Dr. Mahesh Narayan
Department of Chemistry
The work in Dr. Narayan’s laboratory focuses on mitigating oxidative stress induced by neurotoxins such as rotenone, 6-hydroxydopamine (6-OHDA) and 1-methyl-4-phenyl-1,2,3,6-tetrahydropyridine (MPTP). These neurotoxins are responsible for the generation of reactive oxygen species-related oxidative damage to protein disulfide isomerase (PDI), the chief oxidoreductase chaperone in the endoplasmic reticulum responsible for preventing neurotoxicity and accumulation of misfolded cellular debris. Reactive oxygen species (ROS) insult has been convincingly implicated in a host of pathological and behavioral changes in both neuronal (cellular) and animal models, eventually resulting in compromised or increased morbidity and mortality. Particularly, ROS-mediated accumulation of alpha-synuclein (molecular hallmark for Parkinson disease) is known to affect synaptic plasticity in the dentate gyrus and conversely, corrective transformation of ROS attenuates the deleterious role of superoxide in modulating synaptic plasticity, learning and memory.
Research Questions
- Can select carbon quantum dots (CQDs) protect PDI from becoming S-nitrosylated under nitrosative attack.
- Can select CQDs serve as prophylactics and therapeutics against loss of neuronal function and associated behavioral plasticity?
Significance of the work
Our long-term goal is to bring to clinical trials therapeutics that address neurodegeneration not only for rescuing behavioral plasticity, but also prevention of related neuropathies. It is our vision that someday potent ethnopharma-based neurodegeneration preventatives can be incorporated into processed foods and “vaccinate” populations from early childhood. The benefits of our approach are: 1) The research thrust is both preventative and therapeutic and can be used to target populations over a wide age, gender and ethnic spectrum (2) CQDs have gained attention owing to their high aqueous solubility, non-toxicity, biocompatibility, bioimaging and resistance to photobleaching (3) surface-functionalized CQDs lacks adverse side-effects associated with chemotherapeutics.
Methods to be learned
Dr. Narayan’s laboratory uses analytical and biochemical methods in their approach. Students will develop and characterize select CQDs as potent NOx scavengers, use molecular recognition and then target validation using in vitro assays.

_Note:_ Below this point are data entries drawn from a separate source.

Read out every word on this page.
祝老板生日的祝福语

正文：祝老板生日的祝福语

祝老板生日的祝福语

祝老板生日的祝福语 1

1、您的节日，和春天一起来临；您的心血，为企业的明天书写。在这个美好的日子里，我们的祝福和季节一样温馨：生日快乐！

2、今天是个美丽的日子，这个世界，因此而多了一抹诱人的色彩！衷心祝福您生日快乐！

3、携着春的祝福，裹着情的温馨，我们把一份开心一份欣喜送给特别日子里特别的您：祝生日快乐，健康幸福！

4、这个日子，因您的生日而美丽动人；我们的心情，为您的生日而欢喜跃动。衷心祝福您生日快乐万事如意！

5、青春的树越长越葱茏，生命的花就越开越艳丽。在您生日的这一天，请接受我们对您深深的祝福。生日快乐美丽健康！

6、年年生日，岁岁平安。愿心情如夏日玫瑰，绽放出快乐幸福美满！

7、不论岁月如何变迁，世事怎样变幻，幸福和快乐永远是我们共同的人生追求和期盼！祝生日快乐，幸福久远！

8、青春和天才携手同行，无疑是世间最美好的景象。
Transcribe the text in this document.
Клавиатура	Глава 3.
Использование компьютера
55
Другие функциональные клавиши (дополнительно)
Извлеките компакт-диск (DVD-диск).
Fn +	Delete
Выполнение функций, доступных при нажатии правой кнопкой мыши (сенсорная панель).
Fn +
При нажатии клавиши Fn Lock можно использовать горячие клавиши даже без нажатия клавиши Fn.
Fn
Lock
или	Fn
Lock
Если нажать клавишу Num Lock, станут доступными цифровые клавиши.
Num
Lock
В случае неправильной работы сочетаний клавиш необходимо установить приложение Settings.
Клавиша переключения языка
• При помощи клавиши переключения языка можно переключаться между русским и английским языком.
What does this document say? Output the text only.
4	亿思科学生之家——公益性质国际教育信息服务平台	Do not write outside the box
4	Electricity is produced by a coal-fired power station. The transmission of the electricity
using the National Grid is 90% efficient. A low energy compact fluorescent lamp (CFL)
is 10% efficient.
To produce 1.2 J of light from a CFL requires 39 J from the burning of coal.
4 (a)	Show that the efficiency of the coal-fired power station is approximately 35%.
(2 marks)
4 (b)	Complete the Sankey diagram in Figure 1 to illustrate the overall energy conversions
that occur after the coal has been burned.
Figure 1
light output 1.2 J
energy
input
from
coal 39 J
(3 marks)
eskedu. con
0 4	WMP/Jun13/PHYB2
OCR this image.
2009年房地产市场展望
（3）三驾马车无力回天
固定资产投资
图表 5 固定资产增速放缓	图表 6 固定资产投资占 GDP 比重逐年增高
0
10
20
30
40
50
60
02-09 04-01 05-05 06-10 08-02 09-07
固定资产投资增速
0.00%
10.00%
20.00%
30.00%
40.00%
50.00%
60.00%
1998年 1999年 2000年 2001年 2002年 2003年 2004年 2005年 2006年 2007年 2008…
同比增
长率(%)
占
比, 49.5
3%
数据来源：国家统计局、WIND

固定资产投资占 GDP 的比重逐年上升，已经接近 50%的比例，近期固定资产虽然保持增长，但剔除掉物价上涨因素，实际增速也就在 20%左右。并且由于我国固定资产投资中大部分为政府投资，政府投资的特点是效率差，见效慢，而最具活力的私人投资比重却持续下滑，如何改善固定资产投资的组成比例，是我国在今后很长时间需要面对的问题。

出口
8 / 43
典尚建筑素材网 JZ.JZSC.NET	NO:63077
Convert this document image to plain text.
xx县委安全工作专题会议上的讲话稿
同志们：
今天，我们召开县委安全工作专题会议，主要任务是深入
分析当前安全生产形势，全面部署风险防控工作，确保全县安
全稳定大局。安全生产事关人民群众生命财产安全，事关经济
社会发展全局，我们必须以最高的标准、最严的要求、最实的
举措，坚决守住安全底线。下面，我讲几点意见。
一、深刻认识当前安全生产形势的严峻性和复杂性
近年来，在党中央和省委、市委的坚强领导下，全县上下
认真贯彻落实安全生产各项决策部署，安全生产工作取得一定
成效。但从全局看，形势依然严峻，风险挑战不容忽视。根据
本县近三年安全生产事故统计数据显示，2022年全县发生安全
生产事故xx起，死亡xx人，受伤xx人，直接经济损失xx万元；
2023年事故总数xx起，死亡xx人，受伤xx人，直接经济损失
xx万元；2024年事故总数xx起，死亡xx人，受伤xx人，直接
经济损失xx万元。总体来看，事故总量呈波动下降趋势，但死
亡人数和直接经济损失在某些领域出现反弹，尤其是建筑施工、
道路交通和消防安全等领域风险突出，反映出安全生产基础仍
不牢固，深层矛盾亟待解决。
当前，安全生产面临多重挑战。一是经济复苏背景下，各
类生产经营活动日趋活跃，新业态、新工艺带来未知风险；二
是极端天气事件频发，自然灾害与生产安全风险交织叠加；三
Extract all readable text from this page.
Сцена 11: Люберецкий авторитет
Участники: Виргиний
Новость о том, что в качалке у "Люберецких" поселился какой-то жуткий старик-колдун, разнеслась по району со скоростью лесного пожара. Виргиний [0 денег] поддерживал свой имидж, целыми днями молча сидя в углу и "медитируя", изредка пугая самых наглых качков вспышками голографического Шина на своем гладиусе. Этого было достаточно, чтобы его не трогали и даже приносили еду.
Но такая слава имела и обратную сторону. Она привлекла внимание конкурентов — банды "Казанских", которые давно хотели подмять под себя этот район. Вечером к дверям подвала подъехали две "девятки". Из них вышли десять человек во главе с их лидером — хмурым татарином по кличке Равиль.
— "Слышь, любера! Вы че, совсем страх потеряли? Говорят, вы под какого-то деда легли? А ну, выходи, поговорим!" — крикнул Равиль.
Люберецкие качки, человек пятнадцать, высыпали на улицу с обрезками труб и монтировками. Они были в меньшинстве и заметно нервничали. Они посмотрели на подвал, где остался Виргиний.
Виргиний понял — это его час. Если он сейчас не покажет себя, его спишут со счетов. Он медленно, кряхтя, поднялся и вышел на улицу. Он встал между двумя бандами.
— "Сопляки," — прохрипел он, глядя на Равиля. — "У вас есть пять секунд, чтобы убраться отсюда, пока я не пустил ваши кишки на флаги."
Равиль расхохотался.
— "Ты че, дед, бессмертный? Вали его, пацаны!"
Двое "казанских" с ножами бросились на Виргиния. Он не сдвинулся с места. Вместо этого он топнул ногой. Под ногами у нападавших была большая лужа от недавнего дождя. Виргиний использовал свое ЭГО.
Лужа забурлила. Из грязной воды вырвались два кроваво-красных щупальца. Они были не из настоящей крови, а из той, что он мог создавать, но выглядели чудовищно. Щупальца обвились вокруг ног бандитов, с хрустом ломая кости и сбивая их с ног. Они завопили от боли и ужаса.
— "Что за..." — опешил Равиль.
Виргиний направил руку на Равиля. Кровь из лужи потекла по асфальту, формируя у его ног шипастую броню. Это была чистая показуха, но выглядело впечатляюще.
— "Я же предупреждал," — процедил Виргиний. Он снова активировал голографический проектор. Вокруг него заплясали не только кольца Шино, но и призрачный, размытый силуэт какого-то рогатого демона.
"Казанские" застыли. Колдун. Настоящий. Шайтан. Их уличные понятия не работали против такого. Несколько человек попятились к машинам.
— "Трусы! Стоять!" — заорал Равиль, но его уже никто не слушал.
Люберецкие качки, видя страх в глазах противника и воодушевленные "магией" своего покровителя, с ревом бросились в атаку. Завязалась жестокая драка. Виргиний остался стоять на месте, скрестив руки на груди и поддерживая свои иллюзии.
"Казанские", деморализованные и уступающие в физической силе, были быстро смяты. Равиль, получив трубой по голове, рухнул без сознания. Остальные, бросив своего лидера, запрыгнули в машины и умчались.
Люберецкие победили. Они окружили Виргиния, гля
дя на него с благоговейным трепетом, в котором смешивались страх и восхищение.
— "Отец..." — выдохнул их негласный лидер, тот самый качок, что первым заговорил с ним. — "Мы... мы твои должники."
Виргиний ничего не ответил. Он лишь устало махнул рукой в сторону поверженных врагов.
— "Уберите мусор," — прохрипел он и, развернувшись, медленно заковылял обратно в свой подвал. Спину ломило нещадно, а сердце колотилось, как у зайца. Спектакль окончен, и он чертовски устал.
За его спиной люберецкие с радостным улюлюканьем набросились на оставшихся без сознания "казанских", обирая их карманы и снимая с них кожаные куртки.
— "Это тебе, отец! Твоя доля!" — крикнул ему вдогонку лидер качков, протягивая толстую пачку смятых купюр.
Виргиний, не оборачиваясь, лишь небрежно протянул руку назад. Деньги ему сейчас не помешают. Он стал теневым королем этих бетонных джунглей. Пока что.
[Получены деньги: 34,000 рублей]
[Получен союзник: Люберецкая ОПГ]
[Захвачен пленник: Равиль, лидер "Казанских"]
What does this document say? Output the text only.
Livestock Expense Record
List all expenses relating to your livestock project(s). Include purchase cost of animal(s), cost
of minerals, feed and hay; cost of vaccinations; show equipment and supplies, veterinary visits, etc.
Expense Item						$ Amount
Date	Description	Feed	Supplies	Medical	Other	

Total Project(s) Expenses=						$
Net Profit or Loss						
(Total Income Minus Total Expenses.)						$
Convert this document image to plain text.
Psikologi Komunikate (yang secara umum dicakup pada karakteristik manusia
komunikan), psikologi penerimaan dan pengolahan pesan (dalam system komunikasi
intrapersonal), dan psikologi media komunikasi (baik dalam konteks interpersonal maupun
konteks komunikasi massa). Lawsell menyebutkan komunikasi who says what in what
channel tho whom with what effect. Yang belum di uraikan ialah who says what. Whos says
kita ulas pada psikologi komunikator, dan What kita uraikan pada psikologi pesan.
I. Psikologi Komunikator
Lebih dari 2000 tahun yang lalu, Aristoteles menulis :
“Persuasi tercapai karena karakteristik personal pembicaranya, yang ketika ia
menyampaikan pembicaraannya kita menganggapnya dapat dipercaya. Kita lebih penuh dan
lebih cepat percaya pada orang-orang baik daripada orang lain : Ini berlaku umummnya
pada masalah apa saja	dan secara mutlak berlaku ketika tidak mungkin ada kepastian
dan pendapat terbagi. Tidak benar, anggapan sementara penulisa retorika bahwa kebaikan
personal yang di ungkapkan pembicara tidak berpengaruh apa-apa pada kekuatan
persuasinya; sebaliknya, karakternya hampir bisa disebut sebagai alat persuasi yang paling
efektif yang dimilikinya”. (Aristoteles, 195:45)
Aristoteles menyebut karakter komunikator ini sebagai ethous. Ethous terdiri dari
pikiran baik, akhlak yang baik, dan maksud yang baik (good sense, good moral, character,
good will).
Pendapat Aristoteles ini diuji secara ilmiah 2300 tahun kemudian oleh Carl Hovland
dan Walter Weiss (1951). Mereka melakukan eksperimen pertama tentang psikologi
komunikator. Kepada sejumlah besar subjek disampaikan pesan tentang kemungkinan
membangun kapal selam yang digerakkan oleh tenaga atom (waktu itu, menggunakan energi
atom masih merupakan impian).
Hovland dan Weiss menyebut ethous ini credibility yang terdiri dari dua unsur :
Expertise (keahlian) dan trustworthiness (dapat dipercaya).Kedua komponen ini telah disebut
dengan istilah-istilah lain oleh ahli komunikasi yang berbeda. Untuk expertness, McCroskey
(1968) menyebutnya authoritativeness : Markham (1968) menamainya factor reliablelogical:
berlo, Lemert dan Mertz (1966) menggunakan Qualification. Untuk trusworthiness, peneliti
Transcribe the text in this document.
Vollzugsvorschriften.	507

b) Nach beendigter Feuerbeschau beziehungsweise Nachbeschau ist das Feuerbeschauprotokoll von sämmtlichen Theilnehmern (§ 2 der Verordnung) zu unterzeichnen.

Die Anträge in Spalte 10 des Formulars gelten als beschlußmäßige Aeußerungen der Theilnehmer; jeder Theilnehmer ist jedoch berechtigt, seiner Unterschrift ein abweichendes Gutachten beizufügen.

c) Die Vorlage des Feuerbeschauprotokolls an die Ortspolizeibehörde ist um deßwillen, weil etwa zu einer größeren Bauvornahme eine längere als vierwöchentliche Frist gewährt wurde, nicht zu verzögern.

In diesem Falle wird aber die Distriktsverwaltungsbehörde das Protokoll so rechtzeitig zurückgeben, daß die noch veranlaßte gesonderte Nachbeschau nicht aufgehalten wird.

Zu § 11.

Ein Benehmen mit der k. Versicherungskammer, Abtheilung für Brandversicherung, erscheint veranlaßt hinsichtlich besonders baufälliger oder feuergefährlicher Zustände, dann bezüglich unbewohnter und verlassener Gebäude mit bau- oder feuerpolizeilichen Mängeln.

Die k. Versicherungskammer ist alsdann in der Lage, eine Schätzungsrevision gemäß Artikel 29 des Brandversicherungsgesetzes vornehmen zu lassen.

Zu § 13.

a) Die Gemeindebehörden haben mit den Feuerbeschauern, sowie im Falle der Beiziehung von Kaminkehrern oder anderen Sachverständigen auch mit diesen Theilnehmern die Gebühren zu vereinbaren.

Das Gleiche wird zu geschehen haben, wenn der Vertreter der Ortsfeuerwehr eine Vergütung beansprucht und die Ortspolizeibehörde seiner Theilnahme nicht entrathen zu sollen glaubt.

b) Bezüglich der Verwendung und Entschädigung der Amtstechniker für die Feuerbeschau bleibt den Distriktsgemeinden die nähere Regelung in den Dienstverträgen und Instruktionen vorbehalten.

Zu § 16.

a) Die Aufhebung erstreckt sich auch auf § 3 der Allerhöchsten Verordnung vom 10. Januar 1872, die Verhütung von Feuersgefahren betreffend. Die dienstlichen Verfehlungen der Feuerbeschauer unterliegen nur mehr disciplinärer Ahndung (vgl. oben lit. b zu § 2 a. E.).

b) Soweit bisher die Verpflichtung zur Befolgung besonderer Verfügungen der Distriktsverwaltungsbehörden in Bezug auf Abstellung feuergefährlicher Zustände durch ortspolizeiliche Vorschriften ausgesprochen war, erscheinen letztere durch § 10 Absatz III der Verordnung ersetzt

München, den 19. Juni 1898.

Participants will initiate work to establish the ROS-scavenging (prophylactic approach) and fibril dissolving (therapeutic approach) ability of select surface-functionalized CQDs. The anti-ROS activity will be determined using model NOx generators routinely employed by Dr. Narayan’s Laboratory. Further, fibril dissolving ability will be determined using ThT assay and other analytical methods such Transmission Electron Microscopy (TEM) and Atomic Force Microscopy (AFM). Moreover, mass spectrometric analysis will aid in determining the identity of the radical-scavenged products, if any. Successful radical scavengers and anti-fibrillizing agents will then be introduced into a human derived neuroblastoma cell line (SH-SY5Y), prior to oxidative insult of the cells using different neurotoxins such as rotenone, 6-OHDA and MPTP. Neuronal integrity against debris accumulation, a key biomarker for eventual compromised neuronal plasticity, will be monitored using green fluorescent protein tagged synphilin-1 through fluorescence microscopy.